The 30-graduate strong MA Fashion show at the Royal College of Art marked former designer Professor Wendy Dagworthy's last show as Dean of the School of Material, as she retires from the College in July after 16 years. Her farewell show saw high-tech and artisanal processes applied with exquisite technique in collections ranging from the minimal and restrained, to brash and loud. Here, Dazed fashion editor selects her favourite graduate collections from the show.

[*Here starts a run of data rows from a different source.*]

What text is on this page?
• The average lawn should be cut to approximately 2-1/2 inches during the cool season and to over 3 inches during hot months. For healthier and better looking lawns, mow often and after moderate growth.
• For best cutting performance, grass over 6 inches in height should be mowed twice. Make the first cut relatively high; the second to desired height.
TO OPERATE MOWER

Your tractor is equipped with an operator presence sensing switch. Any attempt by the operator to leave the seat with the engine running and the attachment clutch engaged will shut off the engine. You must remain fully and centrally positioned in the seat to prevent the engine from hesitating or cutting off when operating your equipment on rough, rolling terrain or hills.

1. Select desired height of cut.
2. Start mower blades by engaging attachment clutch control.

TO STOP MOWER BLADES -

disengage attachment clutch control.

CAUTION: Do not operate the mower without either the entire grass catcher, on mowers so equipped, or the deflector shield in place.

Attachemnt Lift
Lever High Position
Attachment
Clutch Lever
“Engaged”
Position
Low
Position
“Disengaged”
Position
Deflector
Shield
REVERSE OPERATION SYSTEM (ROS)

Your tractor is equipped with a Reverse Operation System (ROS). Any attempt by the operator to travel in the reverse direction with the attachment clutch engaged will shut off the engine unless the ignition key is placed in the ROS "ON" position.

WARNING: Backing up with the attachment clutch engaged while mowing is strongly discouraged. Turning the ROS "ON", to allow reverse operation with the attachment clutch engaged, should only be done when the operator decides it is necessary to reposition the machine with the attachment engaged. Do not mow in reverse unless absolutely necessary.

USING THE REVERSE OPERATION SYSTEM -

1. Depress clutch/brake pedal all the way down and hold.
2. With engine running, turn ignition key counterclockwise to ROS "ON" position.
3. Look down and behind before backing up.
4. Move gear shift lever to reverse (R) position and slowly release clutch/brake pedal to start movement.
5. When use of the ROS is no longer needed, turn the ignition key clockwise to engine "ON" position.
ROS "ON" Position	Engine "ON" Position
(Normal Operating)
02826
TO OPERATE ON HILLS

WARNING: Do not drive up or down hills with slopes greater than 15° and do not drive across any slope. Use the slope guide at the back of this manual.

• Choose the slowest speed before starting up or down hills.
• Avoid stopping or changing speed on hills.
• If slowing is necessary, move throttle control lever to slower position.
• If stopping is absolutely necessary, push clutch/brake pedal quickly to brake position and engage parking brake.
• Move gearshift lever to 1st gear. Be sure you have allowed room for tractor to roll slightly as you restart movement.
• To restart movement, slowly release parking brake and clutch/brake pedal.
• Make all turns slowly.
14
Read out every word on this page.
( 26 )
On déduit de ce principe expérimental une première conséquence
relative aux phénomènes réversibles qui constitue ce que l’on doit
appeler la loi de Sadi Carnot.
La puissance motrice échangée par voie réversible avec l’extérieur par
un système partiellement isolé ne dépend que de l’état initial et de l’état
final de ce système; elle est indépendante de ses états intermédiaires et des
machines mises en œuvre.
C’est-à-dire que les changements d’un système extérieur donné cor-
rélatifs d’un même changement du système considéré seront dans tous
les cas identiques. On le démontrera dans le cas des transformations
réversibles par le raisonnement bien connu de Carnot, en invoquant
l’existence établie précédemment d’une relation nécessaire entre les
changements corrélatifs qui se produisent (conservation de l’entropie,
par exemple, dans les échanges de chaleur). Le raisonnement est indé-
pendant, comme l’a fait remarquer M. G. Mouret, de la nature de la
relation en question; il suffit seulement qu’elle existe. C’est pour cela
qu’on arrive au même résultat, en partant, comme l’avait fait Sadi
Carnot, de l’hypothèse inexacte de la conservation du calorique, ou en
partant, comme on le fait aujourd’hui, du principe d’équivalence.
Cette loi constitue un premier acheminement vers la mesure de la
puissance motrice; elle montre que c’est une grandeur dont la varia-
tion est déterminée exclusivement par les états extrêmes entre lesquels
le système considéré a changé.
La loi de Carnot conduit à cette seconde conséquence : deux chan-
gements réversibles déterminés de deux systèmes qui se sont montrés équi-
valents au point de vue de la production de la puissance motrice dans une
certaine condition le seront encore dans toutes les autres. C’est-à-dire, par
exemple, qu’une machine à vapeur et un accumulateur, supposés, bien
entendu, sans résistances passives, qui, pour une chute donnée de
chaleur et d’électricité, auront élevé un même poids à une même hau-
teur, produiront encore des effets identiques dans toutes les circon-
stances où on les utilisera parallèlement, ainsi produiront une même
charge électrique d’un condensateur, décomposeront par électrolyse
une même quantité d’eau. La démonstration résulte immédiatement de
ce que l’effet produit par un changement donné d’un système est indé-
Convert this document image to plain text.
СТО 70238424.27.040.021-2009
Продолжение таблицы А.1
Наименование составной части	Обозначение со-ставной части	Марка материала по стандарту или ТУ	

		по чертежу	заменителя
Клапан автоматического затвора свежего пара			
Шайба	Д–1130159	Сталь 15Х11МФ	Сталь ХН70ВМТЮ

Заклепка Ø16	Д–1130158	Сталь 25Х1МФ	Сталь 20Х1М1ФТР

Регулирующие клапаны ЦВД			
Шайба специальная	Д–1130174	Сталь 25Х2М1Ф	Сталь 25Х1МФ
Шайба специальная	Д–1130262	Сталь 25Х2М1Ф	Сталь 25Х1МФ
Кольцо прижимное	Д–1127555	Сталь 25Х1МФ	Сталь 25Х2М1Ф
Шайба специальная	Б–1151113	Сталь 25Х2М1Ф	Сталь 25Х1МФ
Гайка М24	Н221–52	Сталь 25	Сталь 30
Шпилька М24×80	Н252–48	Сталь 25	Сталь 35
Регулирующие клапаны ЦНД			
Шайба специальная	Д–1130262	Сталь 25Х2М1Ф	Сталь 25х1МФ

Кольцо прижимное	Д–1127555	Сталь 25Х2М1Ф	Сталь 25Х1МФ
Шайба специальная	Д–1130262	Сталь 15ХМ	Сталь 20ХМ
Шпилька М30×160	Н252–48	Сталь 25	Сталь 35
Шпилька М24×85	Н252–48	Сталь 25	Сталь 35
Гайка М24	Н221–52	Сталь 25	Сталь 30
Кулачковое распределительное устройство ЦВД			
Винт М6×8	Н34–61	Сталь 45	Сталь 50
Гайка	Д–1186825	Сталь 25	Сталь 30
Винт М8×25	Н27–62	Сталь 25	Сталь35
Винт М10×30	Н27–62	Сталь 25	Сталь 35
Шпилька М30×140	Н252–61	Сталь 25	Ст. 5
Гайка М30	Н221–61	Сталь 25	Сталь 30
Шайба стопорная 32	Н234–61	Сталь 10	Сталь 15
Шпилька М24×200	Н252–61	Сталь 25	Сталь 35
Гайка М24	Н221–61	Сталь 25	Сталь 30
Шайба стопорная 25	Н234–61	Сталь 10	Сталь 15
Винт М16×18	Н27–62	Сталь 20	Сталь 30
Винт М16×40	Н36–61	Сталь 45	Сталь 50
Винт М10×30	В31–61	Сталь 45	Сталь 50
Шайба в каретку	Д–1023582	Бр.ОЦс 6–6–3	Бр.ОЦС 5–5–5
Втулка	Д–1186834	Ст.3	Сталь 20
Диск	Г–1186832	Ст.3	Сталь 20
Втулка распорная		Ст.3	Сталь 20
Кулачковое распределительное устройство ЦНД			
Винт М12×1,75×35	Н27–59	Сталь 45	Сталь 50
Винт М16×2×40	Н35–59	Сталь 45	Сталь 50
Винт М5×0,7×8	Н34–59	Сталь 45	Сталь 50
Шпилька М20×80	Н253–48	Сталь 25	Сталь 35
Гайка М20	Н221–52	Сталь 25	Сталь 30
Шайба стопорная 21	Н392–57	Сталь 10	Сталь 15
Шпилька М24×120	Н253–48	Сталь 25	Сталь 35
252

Bonded, fused and peppered with holes to create an engineered artwork.
Plasticised net trapped in layers and fused into wool, while laser cut black satin revealed a ocean of blue and green fabric beneath.
Like dried flowers trapped between the pages of a book, delicate lace came in paper thin, PVC-coated neon.
The new cagoule: cropped and melded with sweaters, and slashed into scarves and balaclavas with protruding zips and toggles.
Irridescent beetles trapped between layers of ghostly white tulle, as cracked metallic leathers bulge and billow around the limbs beneath.
The concept of an ‘exploded silhouette’ saw giant pattern pieces drawn in with elastic and extensive gathers to create billowing shapes.
Scarring and destruction as silk taffetas are distressed into threads, and draped around the body in otherworldly shapes.
‘Doom Town’, a fake town in Nevada where the 1950s atomic bomb took place. The destroyed fabrics emulate the burned clothes and mannequins in Doom Town.
A botanical sci fi of space age rose goggles and regal knitwear coats.
Neon silicone flowers bonded onto knitted lace.
IDA GRO CHRISTIANSEN
New silhouette ideals as plastic skeletons swoop around the body forming bulging bellies, hooded skulls and drooping forearms.
Block colour looks saw the plastic bones fused with tulle and wool, in nude, orange and an electric blue that glinted in the light as if a current was coursing through it.
A feather and fur moss sprouts from the seams of trench coats and nylon sportswear, as if they had been dropped in a forest or garden, forgotten, and overgrown.
Kelly was said to be inspired by the moment when a memory comes flooding back; the small bursts of feathers like an unraveling thought in the mind.
Eastern debutantes in kimono-inspired, knitted gowns and dreamy ruffles.
A pastel, digital grid pattern faded to a pure, angelic white in the final looks.
After a series of minimalist, restrained collections came Dindler’s explosion of colour, digital print, gaudy crystal embellishment and patchwork furs.
African costume fused with 1970s fashion and graphics, and 1990s hip hop attitudes. Tired concepts of gendered garments are disregarded as leather and sportswear are trimmed with frills and crystals.